Chiu and Hong 2007 stated that culture functionally enables group members to interpret and make sense of their world and experiences. It provides identity and values which drives an individual’s decision making process and social behaviour. As such, a corporation’s processes and policies that incorporates the influence of subjective norms and attitudes will be more effective in the utilisation of whistleblowing as a means of internal control. Whistleblowing thrives in an environment of inclusiveness and collectivism. Culture is defined as the ideas, customs, and social behaviour of a particular people or society, while socialisation is defined as the process of learning to behave in a way that is acceptable to society. We look at the impact culture and socialisation has on “blowing the whistle” in the organisation. According to (Richard G. Brody; John M. Coulter; Suming Lin) “Society continues to be concerned about the impact of ethics on decision making”, but we would need to go one step further and look closer at how culture, norms and how our socialisation from birth and throughout our adolescence and adult years helps to shape and impact our ethical and moral decisions to embrace a whistleblowing phenomenon.

With the highest of ethical standards that one may possess, what is customary and normal, how things are done in and around us, in our country, community, school or workplace, has the potential to outweigh any ethical or moral high road we wish to walk. Geert Hofstede a known Dutch researcher of culture defines culture as “the collective programming of the mind which distinguishes the members of one group or category of people from another. His cultural dimensions theory describes the effects of a society’s culture on the values of its members and how these values relate to behaviours”. His study focused on the multiple ways countries vary in terms of culture (Brody; Coulter; Lin) e.g., USA and Taiwanese accounting students and their approach to whistle blowing. In an extensive research program Hofstede (1980, 1991) particularly the “Individualism” category between the US and Taiwanese accounting students, the study found that Taiwan students had a low individual rating, indicating that the focus was more on them and their individual achievement and protecting their own interest, while the US scored highest on this measure. This result indicates that Taiwan has a collective culture, wherein participation in and protection of one’s in-group is a central value. This may affect audit practice as the conclusion is that collectivist auditors may be less apt to ask clients for “private” information or to report to an outside audit committee on weaknesses in a client’s internal control system” (e.g., Cohen et al., 1993), (Brody; Coulter; Lin).
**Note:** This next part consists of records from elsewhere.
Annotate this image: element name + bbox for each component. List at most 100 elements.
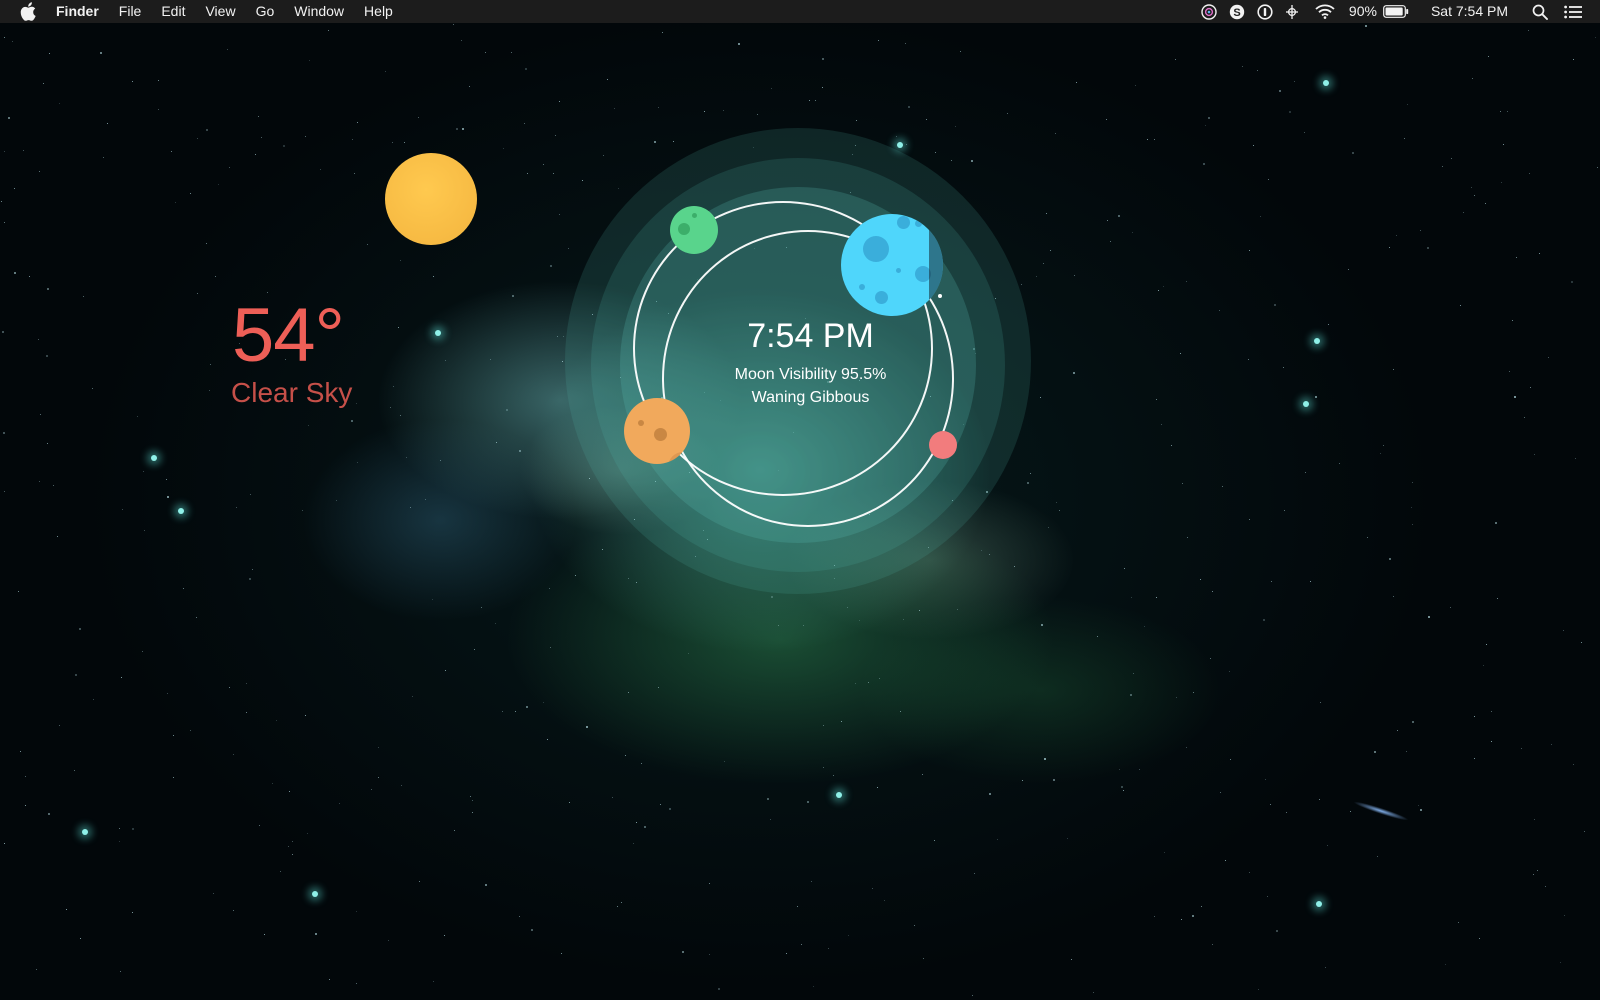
star xyxy=(1139,769,1140,770)
star xyxy=(252,569,253,570)
star xyxy=(559,214,560,215)
temperature-reading: 54° xyxy=(232,293,345,378)
star xyxy=(1041,624,1043,626)
star xyxy=(307,833,308,834)
star xyxy=(1187,537,1188,538)
star xyxy=(878,40,879,41)
menu-file[interactable]: File xyxy=(119,0,142,23)
star xyxy=(292,854,293,855)
star xyxy=(801,944,802,945)
skype-icon[interactable]: S xyxy=(1229,0,1245,23)
star xyxy=(1158,290,1159,291)
star xyxy=(919,610,920,611)
star xyxy=(1048,527,1049,528)
star xyxy=(481,607,482,608)
star xyxy=(833,775,834,776)
star xyxy=(633,843,634,844)
bright-star xyxy=(82,829,88,835)
star xyxy=(1212,944,1213,945)
star xyxy=(1242,66,1243,67)
star xyxy=(1147,139,1148,140)
star xyxy=(1265,779,1266,780)
star xyxy=(1463,212,1464,213)
star xyxy=(173,735,174,736)
bright-star xyxy=(151,455,157,461)
star xyxy=(378,747,379,748)
menu-bar-clock[interactable]: Sat 7:54 PM xyxy=(1431,0,1508,23)
star xyxy=(1315,396,1317,398)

The decision to “blow the whistle” (Miethe and Rothschild, 1994) on an organization or an employee whether internally or externally has costs benefits associated with such a decision. The fear of been branded the “Snitch” “Informer”, side-lined, victimized or fired from the workplace are major factors an individual will consider before he considers carrying out such an act. His socialization, who his friends are, their opinion, what is normally uttered in the streets, how his peers will view him are all factors of is culture and socialization. The past examples of similar acts carried out by associates and any subsequent unpleasant repercussions towards that individual undoubtedly will play a major role in the decision to blow the whistle as well. Due to these life altering, personal and professional implications, such as dismissal or otherwise retaliated upon (e.g., Finn, 1995; Glazer and Glazer, 1989), coworkers who fear retaliation from management may also avoid whistle-blowers (Miceli and Near, 1992) or feel that the whistle-blower has betrayed a trust with the organisation (Dandekar, 1991). This again could be seen as a direct link between cultural norms and socialisation – not desiring to be labelled or associated with the “traitor” or as in the study on the Taiwanese accounting students “saving face”.